Quintus Caecilius Marcellus Dentilianus was a Roman senator, who held several imperial appointments during the reign of Antoninus Pius. He was suffect consul in an undetermined nundinium around AD 150. He is known entirely from inscriptions.

Dentilianus came from a family of Roman Africa, perhaps originally from Carthage. His father has been identified as Quintus Caecilius Marcellus, praetor around the year 115; although the name of his wife is not known, his son is identified as Quintus Caecilius Dentilianus, consul in 167.

== Life ==
His cursus honorum is known from an inscription set up at Thibiuca, north of Carthage. The earliest office Dentilianus held was in the decemviri stlitibus judicandis, one of the four boards that formed the vigintiviri; membership in one of these four boards was a preliminary and required first step toward a gaining entry into the Roman Senate. Next he was commissioned military tribune with Legio XI Claudia, stationed at Durostorum (modern Silistra) on the lower Danube. He returned to Rome where he assumed the traditional Republican magistracy of quaestor, served in the public province of Africa. Upon completion of this office Dentilianus would be enrolled in the Senate. Two more traditional Republican magistracies followed—plebeian tribune and praetor—both as candidate of the emperor Hadrian. Alföldy dates his tenure as praetor between the years 134 and 138.

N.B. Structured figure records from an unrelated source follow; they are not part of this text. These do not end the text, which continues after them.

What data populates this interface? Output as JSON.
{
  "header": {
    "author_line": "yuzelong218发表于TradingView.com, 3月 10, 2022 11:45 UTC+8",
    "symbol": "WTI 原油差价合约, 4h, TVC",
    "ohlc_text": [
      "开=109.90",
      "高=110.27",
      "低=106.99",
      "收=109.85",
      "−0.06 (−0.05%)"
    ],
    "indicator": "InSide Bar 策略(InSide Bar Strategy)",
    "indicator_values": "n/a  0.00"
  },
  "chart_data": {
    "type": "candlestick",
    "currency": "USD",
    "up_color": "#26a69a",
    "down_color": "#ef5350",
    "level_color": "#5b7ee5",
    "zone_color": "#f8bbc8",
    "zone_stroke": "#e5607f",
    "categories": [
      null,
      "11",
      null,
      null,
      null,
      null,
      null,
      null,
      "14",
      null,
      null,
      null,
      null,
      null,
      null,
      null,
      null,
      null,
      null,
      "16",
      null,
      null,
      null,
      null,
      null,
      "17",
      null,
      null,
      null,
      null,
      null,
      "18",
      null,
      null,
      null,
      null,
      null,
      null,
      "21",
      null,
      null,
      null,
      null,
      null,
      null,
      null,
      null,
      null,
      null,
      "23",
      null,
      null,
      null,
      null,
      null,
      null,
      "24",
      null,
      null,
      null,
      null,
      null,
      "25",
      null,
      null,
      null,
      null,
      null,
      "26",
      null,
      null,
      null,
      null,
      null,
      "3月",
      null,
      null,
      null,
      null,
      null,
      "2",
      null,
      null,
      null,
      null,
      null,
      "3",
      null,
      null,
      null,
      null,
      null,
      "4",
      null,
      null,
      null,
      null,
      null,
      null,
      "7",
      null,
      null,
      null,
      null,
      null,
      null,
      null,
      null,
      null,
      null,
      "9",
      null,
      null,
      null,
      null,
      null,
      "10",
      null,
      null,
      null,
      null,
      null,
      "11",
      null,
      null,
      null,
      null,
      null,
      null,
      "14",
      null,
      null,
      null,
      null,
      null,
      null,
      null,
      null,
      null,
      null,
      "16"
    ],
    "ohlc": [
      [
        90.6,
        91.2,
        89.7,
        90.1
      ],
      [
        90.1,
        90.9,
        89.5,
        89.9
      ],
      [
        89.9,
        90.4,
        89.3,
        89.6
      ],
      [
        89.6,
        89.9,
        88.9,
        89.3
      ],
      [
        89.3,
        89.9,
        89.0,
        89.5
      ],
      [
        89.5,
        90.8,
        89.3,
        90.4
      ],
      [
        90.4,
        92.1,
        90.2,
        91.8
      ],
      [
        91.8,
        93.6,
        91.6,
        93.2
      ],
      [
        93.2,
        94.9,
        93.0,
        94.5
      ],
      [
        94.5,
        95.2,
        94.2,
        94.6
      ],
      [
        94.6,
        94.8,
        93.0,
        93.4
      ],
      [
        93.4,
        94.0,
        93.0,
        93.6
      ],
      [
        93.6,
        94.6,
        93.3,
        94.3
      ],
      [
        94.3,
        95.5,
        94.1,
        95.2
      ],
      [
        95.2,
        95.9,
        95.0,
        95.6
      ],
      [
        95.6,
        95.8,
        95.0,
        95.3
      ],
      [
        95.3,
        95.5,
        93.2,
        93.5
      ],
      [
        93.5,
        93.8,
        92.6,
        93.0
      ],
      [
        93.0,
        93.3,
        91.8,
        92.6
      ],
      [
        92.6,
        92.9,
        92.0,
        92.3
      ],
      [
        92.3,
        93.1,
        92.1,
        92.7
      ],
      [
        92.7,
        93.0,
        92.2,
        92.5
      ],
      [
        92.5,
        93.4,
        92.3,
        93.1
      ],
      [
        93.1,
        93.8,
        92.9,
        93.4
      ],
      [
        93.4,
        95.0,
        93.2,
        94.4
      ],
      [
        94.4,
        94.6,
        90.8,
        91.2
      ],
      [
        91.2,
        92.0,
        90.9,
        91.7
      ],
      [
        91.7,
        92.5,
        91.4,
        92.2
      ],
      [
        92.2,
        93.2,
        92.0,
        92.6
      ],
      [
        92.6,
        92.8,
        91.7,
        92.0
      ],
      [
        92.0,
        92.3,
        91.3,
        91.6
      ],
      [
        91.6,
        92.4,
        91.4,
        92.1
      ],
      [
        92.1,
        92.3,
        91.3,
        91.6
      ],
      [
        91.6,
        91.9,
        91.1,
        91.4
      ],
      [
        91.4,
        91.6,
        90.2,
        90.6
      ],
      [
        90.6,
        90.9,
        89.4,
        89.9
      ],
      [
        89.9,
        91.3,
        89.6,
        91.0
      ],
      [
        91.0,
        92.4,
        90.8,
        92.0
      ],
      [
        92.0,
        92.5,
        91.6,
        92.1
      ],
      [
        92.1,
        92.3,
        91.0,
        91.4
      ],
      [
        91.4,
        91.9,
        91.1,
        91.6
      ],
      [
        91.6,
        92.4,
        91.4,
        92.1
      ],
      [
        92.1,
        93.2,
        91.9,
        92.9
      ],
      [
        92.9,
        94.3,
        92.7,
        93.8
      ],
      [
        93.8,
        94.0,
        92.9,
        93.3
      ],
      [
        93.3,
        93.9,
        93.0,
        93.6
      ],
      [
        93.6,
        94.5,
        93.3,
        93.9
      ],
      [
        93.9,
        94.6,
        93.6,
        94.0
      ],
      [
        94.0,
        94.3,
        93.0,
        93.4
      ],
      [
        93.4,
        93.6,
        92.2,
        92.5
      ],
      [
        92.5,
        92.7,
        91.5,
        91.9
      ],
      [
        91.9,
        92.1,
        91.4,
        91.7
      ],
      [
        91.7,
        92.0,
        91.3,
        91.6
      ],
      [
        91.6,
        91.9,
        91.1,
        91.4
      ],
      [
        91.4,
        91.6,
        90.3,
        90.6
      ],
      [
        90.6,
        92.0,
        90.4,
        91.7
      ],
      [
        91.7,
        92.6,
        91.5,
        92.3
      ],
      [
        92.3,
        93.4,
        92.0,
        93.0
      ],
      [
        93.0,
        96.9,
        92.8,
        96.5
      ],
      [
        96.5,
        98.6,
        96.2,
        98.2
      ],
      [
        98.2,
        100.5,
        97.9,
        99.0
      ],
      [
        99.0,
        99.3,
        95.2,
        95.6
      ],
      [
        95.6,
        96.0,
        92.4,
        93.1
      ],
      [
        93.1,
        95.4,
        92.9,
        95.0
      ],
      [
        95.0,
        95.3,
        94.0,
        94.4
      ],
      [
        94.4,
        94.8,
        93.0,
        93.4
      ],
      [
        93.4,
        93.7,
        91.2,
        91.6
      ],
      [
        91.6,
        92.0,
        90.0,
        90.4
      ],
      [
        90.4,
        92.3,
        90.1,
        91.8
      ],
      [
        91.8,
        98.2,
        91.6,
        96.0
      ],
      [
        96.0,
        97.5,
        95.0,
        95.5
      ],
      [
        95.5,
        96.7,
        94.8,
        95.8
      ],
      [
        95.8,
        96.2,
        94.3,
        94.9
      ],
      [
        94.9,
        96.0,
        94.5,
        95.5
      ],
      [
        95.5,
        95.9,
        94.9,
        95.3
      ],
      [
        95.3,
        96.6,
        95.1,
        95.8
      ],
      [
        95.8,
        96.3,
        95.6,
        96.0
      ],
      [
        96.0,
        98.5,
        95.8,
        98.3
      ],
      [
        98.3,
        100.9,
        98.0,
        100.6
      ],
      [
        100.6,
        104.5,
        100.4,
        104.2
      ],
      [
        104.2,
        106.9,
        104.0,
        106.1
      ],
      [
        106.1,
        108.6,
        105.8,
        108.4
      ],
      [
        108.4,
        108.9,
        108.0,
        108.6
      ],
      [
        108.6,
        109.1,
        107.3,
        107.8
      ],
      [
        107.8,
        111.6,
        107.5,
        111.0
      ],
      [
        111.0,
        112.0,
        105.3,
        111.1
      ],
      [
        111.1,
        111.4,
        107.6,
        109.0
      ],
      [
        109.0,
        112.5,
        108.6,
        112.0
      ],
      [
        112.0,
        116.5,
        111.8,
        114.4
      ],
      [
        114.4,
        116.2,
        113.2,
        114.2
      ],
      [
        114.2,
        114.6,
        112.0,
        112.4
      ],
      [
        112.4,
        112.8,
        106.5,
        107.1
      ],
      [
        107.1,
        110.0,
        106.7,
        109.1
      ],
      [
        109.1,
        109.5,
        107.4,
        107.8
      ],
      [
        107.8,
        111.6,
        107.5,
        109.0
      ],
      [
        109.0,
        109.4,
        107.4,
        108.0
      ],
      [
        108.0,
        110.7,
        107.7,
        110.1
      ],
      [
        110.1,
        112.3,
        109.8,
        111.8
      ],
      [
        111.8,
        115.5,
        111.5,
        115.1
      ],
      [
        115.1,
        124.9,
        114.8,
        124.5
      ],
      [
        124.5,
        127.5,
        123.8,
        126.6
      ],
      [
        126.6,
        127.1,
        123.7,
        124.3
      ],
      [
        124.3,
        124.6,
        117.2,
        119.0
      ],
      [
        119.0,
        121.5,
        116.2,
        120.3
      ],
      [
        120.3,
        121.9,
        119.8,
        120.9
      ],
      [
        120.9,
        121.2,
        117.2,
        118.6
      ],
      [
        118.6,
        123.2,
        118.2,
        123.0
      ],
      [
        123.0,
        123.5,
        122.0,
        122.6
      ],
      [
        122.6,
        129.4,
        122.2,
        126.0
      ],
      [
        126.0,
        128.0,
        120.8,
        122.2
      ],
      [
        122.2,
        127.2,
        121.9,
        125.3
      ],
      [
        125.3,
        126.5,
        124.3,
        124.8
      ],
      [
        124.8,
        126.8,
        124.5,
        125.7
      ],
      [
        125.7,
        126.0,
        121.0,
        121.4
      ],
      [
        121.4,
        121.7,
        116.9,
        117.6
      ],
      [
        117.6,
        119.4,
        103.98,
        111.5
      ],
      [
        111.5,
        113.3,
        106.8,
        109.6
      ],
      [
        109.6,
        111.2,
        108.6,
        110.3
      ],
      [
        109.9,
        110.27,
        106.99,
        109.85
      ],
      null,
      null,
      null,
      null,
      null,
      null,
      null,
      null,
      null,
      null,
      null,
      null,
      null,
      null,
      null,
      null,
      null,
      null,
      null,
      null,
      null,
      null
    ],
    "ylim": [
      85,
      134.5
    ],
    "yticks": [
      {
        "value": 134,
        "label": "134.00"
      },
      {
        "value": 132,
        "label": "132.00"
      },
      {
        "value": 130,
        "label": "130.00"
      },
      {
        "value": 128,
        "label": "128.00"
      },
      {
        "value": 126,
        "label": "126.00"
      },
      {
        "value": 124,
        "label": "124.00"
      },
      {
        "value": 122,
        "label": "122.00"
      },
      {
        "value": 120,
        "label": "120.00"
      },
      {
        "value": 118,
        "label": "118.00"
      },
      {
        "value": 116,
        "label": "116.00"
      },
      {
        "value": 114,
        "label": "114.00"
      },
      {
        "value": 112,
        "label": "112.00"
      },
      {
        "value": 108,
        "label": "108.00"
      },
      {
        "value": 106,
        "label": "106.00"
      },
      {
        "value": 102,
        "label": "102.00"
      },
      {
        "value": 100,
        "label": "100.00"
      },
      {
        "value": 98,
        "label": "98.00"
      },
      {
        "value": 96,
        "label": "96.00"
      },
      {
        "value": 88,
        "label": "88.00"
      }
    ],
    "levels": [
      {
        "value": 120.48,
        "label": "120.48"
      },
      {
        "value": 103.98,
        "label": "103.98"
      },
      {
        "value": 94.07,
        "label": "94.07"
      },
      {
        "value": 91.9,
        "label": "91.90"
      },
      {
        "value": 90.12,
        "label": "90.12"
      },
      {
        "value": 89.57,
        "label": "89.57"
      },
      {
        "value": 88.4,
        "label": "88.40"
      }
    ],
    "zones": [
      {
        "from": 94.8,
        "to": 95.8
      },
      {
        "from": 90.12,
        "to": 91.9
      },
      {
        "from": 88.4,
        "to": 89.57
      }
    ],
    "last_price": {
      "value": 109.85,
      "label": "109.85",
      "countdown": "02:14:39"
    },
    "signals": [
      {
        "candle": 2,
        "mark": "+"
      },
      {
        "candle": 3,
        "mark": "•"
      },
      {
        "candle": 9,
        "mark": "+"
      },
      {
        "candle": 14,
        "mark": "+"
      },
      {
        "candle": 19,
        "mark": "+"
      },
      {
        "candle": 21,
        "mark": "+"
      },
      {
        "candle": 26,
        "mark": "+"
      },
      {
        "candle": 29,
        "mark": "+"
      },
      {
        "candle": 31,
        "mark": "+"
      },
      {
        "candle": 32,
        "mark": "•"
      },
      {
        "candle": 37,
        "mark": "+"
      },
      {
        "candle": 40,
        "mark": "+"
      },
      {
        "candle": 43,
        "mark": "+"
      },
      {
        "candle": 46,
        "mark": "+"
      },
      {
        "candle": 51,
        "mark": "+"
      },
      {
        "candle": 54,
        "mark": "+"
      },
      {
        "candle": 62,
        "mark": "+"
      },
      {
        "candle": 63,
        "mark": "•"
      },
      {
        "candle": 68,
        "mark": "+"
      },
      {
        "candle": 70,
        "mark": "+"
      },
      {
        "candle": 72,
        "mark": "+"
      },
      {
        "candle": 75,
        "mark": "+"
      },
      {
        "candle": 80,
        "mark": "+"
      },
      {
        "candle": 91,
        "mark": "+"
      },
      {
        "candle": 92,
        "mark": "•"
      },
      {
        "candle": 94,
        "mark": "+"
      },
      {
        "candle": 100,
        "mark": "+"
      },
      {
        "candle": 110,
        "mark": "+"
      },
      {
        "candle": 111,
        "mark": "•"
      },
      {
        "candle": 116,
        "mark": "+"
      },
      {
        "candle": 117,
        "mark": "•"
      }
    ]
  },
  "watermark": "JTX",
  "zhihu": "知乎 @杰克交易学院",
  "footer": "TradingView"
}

After he completed his term as praetor, Dentilianus served as legatus proconsulis or assistant to governors of two public provinces. The first province was Crete and Cyrenaica; the second was Hispania Baetica. Alföldy dates his tenure in these positions, similar to modern internships and were held at the pleasure of the governors of those provinces, to successive years, c. 136/137 and c. 137/138 respectively. After these postings, the sortition gave Dentilianus the opportunity to govern a province on his own, which was Crete and Cyrenaica. This province was not favored by senators, due to its elements—the island of Crete and Cyrenaica in North Africa—were separated by the Mediterranean Sea, making governing the province more difficult. The date he governed this province lacks a firm date: Alföldy tentatively dates his tenure to the term 139/140, while Werner Eck dates it with less precision to either the last years of Hadrian's reign or the first few of Antoninus Pius. Dentilianus eventually received his first imperial appointment after this, a commission as legatus or commander of Legio XII Fulminata, which was stationed on the Eastern frontier, either in Cappadocia or Armenia; Alföldy dates his tenure in this post from circa 141 to circa 144. This was followed by an appointment as governor of the imperial province of Gallia Aquitania, which Alföldy between the years 146 and 149, or just prior to the time Dentilianus acceded to the consulate, while Eck dates it with less precision again to either the last years of Hadrian's reign or the first few of Antoninus Pius.

We lack details for his life after Dentilianus stepped down from the consulate. Alföldy dates his age when he left the consulate as at least 46; based on our knowledge of demographics of the Roman Empire, Dentilianus could be expected to live about 16 more years, so this silence may be more due to lack of information than he died shortly after his consulate.